Elle-même dyslexique, Léandra dévoile également ses quelques conseils pour aider ces enfants dans leurs devoirs : « on peut leur faciliter la tâche en les faisant lire avec une règle, qui permet de bien suivre les lignes et donc de ne pas manquer de mots, cela facilite la concentration. On peut aussi encourager l’apprentissage par la chanson : il est ainsi plus aisé de retenir les informations contenues dans les paroles, et le rythme de ces chansonnettes aide ».

Mathilde rappelle quant à elle l’importance de suivre les rituels instaurés dans la famille : « Pour les devoirs, les parents avaient instauré un rituel précis : les devoirs en rentrant, ensuite le jeu puis la douche. C’est une règle que je suis scrupuleusement, et qui fonctionne bien car il donne un cadre rassurant à l’enfant ».

Carine, de son côté, souligne l’importance d’observer et de respecter les différents rythmes des enfants, en s’adaptant à chacun. « Ce sont souvent eux qui rythment et guident les activités de la journée ; à nous, adultes, de savoir rester flexibles et à l’écoute, pour répondre au mieux à leurs besoins du moment. Il faut aussi veiller, avec ces enfants souvent hypersensibles, à ne pas stopper brutalement une activité, mais plutôt chercher à les attirer en douceur vers une autre source d’intérêt. »

Soutenir et déculpabiliser les parents

Toutes quatre s’accordent sur la nécessité de bien accompagner, conseiller et soutenir les parents comme les enfants. « Certains parents se sentent perdus, culpabilisent ou éprouvent un sentiment de honte. Il ne faut pas ! Leur enfant n’est pas “difficile”, il a juste besoin d’un environnement qui lui corresponde. Mieux vaut donc savoir, et faire un bilan dédié. Un enfant suivi, compris, progresse plus vite », précise Evelyne.

Mathilde, de son côté, elle-même dyslexique, dysorthographique et dysgraphique, regrette des diagnostics parfois tardifs : « Aujourd’hui encore, les gens ne reconnaissent pas toujours bien les DYS. Or, si les enfants ne sont pas diagnostiqués tôt, ils peuvent parfois “traîner” cela pendant des années, et être en situation d’échec scolaire, voire de conflits avec la famille. Un diagnostic plus précoce permettrait d’éviter de perdre un temps précieux ».

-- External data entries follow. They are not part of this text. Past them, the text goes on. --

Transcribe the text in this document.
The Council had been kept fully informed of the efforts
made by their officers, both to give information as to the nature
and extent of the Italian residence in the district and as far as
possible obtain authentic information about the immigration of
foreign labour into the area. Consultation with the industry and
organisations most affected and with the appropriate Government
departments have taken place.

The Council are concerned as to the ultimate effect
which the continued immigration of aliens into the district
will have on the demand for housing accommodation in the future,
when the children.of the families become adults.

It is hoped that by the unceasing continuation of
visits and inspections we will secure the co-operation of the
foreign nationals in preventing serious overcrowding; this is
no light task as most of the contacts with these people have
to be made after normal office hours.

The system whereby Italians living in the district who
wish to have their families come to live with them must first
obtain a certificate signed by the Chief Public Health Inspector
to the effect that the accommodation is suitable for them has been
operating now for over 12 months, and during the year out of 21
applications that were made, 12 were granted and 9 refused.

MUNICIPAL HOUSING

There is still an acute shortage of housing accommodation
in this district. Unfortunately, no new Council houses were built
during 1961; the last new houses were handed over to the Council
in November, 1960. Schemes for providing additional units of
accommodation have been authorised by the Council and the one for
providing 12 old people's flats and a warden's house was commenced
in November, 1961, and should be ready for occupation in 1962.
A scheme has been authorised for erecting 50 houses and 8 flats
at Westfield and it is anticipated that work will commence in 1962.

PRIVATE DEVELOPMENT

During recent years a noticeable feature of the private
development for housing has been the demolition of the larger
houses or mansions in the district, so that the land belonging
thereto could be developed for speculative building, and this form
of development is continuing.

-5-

Pour Carine, une bonne communication, entre les parents et tout l’entourage de l’enfant (professeurs, intervenants etc.) est essentielle, car tout dépend des règles et habitudes qu’ils ont mis en place pour leur enfant. C’est donc dans ce cadre que l’on peut agir et parvenir à des résultats. Des outils tels que des cahiers de liaison ou des messages WhatsApp par exemple s’avèrent ainsi très utiles à tous, pour bien comprendre et adapter le quotidien de ces enfants. « Une évolution positive est possible, il ne faut pas baisser les bras. Une fois le diagnostic posé, on peut mettre en place différentes aides », explique-t-elle.

Pour conclure, Léandra souligne l’importance d’être à l’écoute de l’ensemble de la famille, et de les rassurer. « Je dis souvent à ces enfants : prends le TDAH comme une véritable force. C’est ce qui fait ta différence ! »

¹ Troubles « DYS » : l’enfant peut manifester des difficultés liées au langage (dysphasie), avoir du mal à lire (dyslexie) ou à produire des écrits (dysorthographie). Lorsque ces troubles concernent la numération ou l’identification de quantités, on parle de dyscalculie. La dyspraxie, enfin, est un trouble du développement moteur ou de la coordination.
² TDAH – Trouble Déficit de l’Attention avec ou sans Hyperactivité : difficulté à se concentrer, besoin de mouvement constant.
³ TSA – Trouble du Spectre de l’Autisme : particularités de communication et de perception sensorielle.

Claire Lanneau

Dirigeante Fondatrice de Babychou Services.